Cross-Talk: Building Confidence as a Trader

John Forman has an excellent post on his site that outlines practical steps for building trading confidence. He clearly links the psychology of trading--the confidence needed to take risk and weather adversity--to the learning process, emphasizing how the emotional appraisal of one's performance is linked to the development of mastery. Too often, confidence is treated as if it is a simple matter of visualizing positive outcomes and sending oneself ego-enhancing messages. When trading is systematically learned, confidence is earned. No psycho-babble can substitute for the lived reality of making mistakes, correcting them, discovering strengths, and building them.

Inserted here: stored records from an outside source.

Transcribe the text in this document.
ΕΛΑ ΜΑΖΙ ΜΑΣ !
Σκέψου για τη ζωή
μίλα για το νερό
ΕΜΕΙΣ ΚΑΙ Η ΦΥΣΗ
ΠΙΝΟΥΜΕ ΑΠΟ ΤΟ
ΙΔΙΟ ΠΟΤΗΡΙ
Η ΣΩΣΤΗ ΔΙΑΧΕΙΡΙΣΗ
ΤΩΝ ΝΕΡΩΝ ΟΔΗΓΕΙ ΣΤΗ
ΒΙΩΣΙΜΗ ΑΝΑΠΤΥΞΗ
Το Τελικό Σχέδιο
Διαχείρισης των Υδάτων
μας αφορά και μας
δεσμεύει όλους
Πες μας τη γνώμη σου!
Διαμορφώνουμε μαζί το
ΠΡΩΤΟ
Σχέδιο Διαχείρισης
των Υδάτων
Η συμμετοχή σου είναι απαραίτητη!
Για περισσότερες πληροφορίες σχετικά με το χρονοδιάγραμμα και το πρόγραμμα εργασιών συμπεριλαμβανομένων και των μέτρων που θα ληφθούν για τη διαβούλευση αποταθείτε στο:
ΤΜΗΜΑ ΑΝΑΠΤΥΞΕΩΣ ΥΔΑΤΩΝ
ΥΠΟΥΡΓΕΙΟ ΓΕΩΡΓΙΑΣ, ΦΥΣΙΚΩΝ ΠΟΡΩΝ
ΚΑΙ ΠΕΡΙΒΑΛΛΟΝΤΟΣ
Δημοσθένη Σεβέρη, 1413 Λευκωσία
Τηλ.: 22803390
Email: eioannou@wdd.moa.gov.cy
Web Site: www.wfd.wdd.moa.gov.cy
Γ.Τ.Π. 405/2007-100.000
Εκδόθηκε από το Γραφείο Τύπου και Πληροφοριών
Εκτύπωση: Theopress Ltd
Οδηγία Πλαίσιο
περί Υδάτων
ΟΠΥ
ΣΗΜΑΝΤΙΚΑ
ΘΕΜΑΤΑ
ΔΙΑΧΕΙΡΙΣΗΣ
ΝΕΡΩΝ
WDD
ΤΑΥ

All that having been said, the average developing trader suffers more from an absence of humility than a lack of confidence. Truly confident rock climbers, for example, trust in their skills, but also respect the mountain and the elements, never taking safety for granted. Similarly, a crack fighter pilot needs confidence to take to the skies, but also needs to never underestimate the enemy. Confidence becomes overconfidence when it is not tempered with humility. There is always uncertainty in markets; confidence allows the trader to put on a position in the face of uncertainty, and humility enables the trader to size the position to weather unexpected adverse outcomes.

Beginning traders are taught to establish, for each position, a profit target and a stop loss exit. The profit target is the expression of confidence; it is the anticipated reward for being correct in one's judgment. The stop loss expresses humility; it is the pre-preparation for being wrong. Humility without confidence breeds anxiety: we cut winning trades before they hit targets, exit trades before they hit stops, and undersize trades. Confidence without humility is what the Greeks called hubris: the pride before many a fall. It is expressed in the refusal to anticipate and take losses, as well as the oversizing of positions.

Much of the psychological challenge of trading is finding the proper integration of confidence and humility. When dollar signs dance across the screen and enter your head, it is easy to veer from overconfidence to underconfidence. To anticipate gain with boldness and purpose, but be prepared for loss with prudence and learning: that is a skill as useful in life as in markets.